We are looking specifically at crude oil. Crude oil is very bullish for the Indian market. It means that probably the inflation forecasts for next year are now too high rather than too low and that the pressure on the RBI to raise rates (another 100 bps was the concensus) may not come through. That is very bullish for the Indian markets.
I do not like to look at commodity versus non-commodity markets, The Russian stock market is very small and the Brazilian story has much more to do with the change in government
A more conservative macroeconomic policy will help peoples confidence in the domestic economy. If we want it to be split into two the asset classes, I would spilt it into those that have been very negatively impacted by the trade disputes and China slowdown which is China, Korea and Taiwan and those that are less impacted by that.
We have had significant underperformance by China, Korea and Taiwan this year. Once the Chinese economy begins to stabilise and recover, we will see quite a significant outperformance by China, Korea and Taiwan where valuations are very low, sentiment as well as positioning is quite poor, It could be a rewarding trade for next year and that would be the key driver of a meaningful outperformance of the EM.
How do you see the relationship between China and America progress from here on?
We are really talking about the Trump administration and their positioning here because China to some extent is a bit of a passive player in what is going on.

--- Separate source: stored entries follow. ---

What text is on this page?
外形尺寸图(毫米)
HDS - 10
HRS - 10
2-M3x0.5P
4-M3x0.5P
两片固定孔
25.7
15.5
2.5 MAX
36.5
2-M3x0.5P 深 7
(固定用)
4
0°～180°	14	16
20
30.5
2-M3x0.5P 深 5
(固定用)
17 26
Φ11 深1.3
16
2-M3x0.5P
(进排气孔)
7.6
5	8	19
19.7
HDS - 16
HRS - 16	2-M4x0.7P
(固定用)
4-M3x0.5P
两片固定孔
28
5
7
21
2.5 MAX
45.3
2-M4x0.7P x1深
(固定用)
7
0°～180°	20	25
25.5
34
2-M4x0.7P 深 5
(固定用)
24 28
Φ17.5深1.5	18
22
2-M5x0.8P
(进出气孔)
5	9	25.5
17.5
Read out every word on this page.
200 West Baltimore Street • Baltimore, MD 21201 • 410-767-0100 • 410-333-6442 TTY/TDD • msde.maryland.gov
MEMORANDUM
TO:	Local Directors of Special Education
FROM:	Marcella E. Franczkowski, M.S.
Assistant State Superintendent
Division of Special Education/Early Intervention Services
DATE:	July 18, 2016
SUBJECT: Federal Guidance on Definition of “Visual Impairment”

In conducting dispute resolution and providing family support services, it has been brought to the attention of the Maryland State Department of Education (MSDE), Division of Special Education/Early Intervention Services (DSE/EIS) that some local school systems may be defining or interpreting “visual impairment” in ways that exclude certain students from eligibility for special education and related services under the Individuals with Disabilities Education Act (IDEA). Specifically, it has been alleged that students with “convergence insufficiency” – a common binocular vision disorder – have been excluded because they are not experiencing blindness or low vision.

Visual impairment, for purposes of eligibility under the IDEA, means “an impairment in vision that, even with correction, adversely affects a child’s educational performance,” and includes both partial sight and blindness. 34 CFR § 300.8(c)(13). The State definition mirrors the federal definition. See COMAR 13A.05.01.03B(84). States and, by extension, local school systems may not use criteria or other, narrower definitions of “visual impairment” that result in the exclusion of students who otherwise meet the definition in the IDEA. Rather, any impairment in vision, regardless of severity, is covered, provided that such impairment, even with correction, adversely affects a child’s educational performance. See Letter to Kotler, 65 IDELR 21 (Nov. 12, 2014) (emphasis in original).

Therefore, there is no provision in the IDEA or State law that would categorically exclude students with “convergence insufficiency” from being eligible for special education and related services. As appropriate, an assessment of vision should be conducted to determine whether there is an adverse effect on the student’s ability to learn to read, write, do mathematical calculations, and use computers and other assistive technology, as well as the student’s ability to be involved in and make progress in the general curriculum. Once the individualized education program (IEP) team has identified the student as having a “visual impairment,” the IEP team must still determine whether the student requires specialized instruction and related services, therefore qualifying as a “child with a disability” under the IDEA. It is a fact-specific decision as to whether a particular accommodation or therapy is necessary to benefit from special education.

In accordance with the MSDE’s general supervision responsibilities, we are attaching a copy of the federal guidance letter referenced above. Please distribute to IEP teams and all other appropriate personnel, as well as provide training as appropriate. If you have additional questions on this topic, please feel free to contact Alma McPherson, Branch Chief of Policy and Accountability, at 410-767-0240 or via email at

Economists like Peter Navarro who is among Donald Trumps advisors has consistently had a very hawkish view on China and three decades ago was writing about trade deficits and how these were negative things. So, we need to understand that their views are also very entrenched. But US did come to an agreement very quickly with Mexico as they are renegotiating NAFTA and then with Canada. They have had a truce with European Union as well.
Over the last 12 months, emerging markets and India in particular has not received much inflows from FIIs and has mostly seen outflows. Do you see chances of that trade reverse now in favour of emerging markets going forward?
It is growth investors that buy into emerging markets. The first condition they must have is a higher level of earnings per share growth in EM versus the US markets. This year the differential was something like 14% in favour of US EPS growth versus EMs. That is why capital has been going into the US and coming out of emerging markets. As I look at forecast for 2019, the EM EPS premium is going to recover versus the US and that will support an outperformance of EMs. Plus you will get a currency move and capital flow into emerging markets will accelerate and India will get its share of that.
What is the stance of the fund managers towards India in particular now that the broader market valuations have corrected quite reasonably? Is there willingness to take a fresh look and deploy money?
Well no. You need to look at this from the perspective of an EM manager. Year to date, the Nifty index is up in India. In China, the Shenzhen and Shanghai index is down 20%. So, investors have been positioned typically overweight on India as they view this is a more defensive market which is less impacted by trade disputes and China slowdown.
The risk for India over the next 12 months is that the factors that have driven the outperformance of India will change and you probably see the average EM fund manager move from overweight India to may be more of a neutral position. There could also be some risk management going into next year because there is a general election.
As for the general election, the assumption from the international investors is that the BJP-led government remains in place with a reduced majority. But that is the base case, as the political campaign heats up, perhaps people might decide to do a little bit of risk management and at that margin, there could be some outflows.